Upper-Body Workout Machine Routine
A man is training his upper body with a machine at the gym. Photo Credit Wavebreakmedia/iStock/Getty Images

Weight machines are generally targeted more toward beginners, or those recovering from injuries, but they can be useful for anyone. Machines allow you to concentrate more on individual muscle groups by removing the total-body stability aspect of free weights; plus, it's quicker to transition between weight machines and change the load of an exercise with one movement of a pin. When training your upper body with machines, ensure your routine is balanced and progressive.

The Perfect Plan

Working your upper-body muscles in proportion is vital.

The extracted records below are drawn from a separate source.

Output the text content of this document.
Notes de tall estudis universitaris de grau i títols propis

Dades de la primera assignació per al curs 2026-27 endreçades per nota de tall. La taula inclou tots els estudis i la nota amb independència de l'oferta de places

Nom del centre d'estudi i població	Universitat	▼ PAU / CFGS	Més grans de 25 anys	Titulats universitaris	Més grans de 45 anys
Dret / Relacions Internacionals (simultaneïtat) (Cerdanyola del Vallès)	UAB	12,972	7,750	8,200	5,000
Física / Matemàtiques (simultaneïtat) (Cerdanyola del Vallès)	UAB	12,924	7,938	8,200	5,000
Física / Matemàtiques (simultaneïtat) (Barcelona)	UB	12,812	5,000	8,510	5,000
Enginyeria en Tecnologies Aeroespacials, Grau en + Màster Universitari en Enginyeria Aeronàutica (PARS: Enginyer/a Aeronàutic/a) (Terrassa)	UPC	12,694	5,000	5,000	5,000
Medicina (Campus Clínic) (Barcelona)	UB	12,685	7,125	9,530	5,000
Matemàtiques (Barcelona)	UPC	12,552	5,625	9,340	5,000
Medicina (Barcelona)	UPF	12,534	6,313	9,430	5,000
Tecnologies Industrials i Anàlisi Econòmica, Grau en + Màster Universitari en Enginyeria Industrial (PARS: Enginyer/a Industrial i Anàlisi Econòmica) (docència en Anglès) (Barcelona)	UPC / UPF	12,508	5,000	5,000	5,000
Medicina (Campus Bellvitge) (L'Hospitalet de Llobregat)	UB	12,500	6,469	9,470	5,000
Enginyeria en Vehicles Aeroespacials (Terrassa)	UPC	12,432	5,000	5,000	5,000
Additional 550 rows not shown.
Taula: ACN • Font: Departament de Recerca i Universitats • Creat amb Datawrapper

It can be easy to focus on the "mirror" muscles such as the pecs and biceps, but keep in mind that you do have other muscle groups, too. Include two chest exercises, one shoulder move, two back exercises and one exercise each for biceps and triceps. A typical routine could include machine chest presses, the pec fly machine, seated shoulder presses, lat pulldowns, machine chest-supported rows, preacher curls and triceps extensions.

Cable Considerations

Consider adding cable machine exercises into your workout. The benefit of the cable machine is that you can change the direction and height of the force; they also maintain tension on the muscle throughout the entire exercise. They're also versatile, writes trainer James Stoppani in the "Encyclopaedia of Muscle and Strength." Swap two or three regular machine exercises for cable exercises. You could get rid of pec flyes, machine rows and machine triceps extensions, for instance, and replace them with cable crossovers, seated one-arm cable rows and overhead cable extensions using a rope attachment.

Strength Versus Endurance

Aim for a variety of repetition ranges in your workout. Traditionally, heavy weights and lower reps are considered best for strength gains, while lighter loads for higher rep sets are judged best for endurance. While this is true, mixing up your rep ranges keeps your training fresh and challenging. Perform your first chest, shoulder and back exercise for five sets of six to eight reps each, then your second exercise for chest and back, plus your two arm moves, for three sets of 15. Do this for four weeks, aiming to add weight or reps each session, then reverse the order in weeks five to eight by going higher rep on your first lot of exercises and lower rep on your second.

The Machine Routine

Machines can be highly effective, but you need to pick the right ones, warms strength coach Charles Poliquin. Watch out for biceps curls and triceps extensions that don't have adjustable seats; lateral raise and pec dec machines where you can't position the handles to suit your biomechanics; and be careful not to round your back when grabbing the handle for seated machine rows. If you hit a plateau in training and can't move up to the next level on a machine, consider switching to a similar machine for a few weeks, or attach a smaller 2.5- or 5-pound plate to the weight stack using the adjustable pin.